Five years ago, I packed my bags and moved to Brussels. I was chasing a dream, the kind that tugs at you from a young age — a dream of growing, learning, becoming more. Brussels was a new world for me, full of opportunity and discovery. But as I tried to settle in, I realized something unexpected: every step forward in that new life came with a quiet ache, a gentle tug in the opposite direction. My heart was being pulled elsewhere — back to Sicily.
It was in the little things. I missed the scent of the sea carried on the wind, the overwhelming brightness of the southern light, the warmth of my dialect echoing in the streets, the chaotic symphony of familiar sounds that you never notice until they're gone.
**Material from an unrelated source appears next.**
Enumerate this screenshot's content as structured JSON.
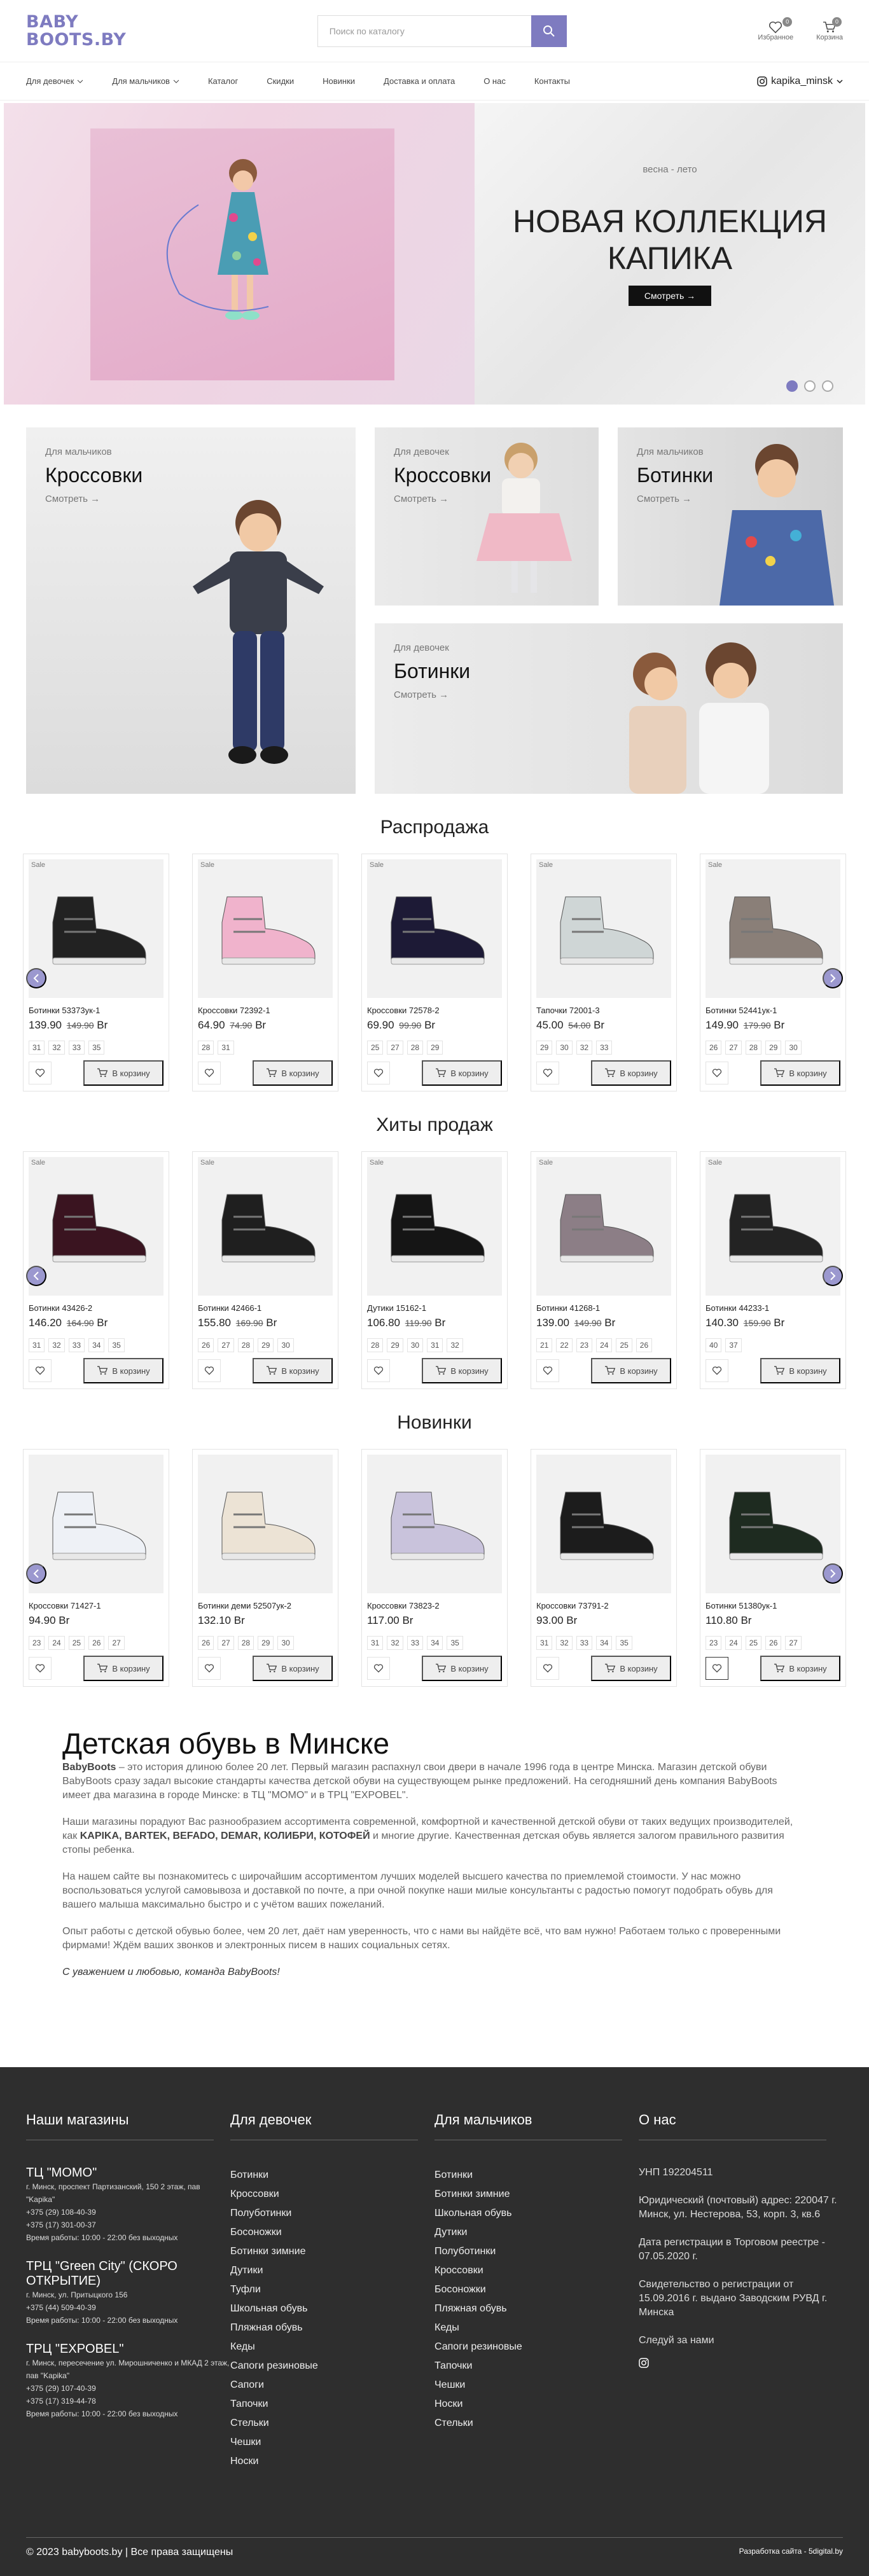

In Brussels there was a general chaos and, at the same time, a particular silence that made me feel further away than I had anticipated.

Whenever we had the chance, Stefano and I would return to Sicily. We weren’t just visiting — we were reconnecting. Reuniting with my family, retracing the paths of my childhood, immersing ourselves in the colors and flavors that shaped who I am. And during those visits, something beautiful began to happen.


Stefano, with his attentiveness and sensitivity, started to absorb everything. He would walk through the old streets with his camera, record sounds, jot down notes, and quietly internalize the essence of the island. And once we were back in Brussels, all of that — the sunlight, the voices, the feelings — began to resurface through music.
Little by little, he started composing. I still remember those moments: a melody echoing through the apartment, the guitar softly speaking in the next room. Every note he wrote carried with it a fragment of Sicily — my Sicily — and somehow, through those pieces, we brought it back into our lives.
The music filled our home like sunlight. Sometimes, if I closed my eyes, I could almost see the coastline from the kitchen window.

That Missing Feeling Became an Album
When we finally moved back to Italy, something inside me settled. The distance that had stretched between my present and my roots began to close — and with that came a deep, clear desire: I wanted to make something that could honor everything we had lived through.
All those years of longing, of traveling back and forth, of capturing fragments of Sicily from afar — they weren’t just memories. They were the foundation of a story that needed to be told, not with words, but with music. I dreamed of an album that could hold it all: the beauty and the ache, the nostalgia and the joy, the quiet transformation that happens when you live far from home but carry it with you, everywhere.
And that’s how Mediterraneo was born.

It wasn't just about playing music — it was about translating feelings into sounds. Each track became a vessel for something real: a scent, a light, a voice, a goodbye, a return. It became our way of preserving what distance had threatened to fade. Through music, we could relive the warmth of those Sicilian afternoons, the laughter around a family table, the silence of a landscape at dusk.
Two years ago, on one of those return trips, we took the photo that would become the album cover — a quiet moment under the Sicilian sun. That same day, we filmed a video, a simple performance surrounded by the land that had inspired every note. The video stayed on my hard drive, untouched, as if waiting for its time. And that time is now.
Today, exactly two years later, I’m ready to share it with you. Because Mediterraneo is not just music. It’s a love letter, a trace of home, a root still growing beneath the surface. It’s everything I carried with me during those years away — and everything I still carry now.

Thanks for reading. Thanks for listening.
Thank you for allowing me to bring Sicily a little closer, wherever you are.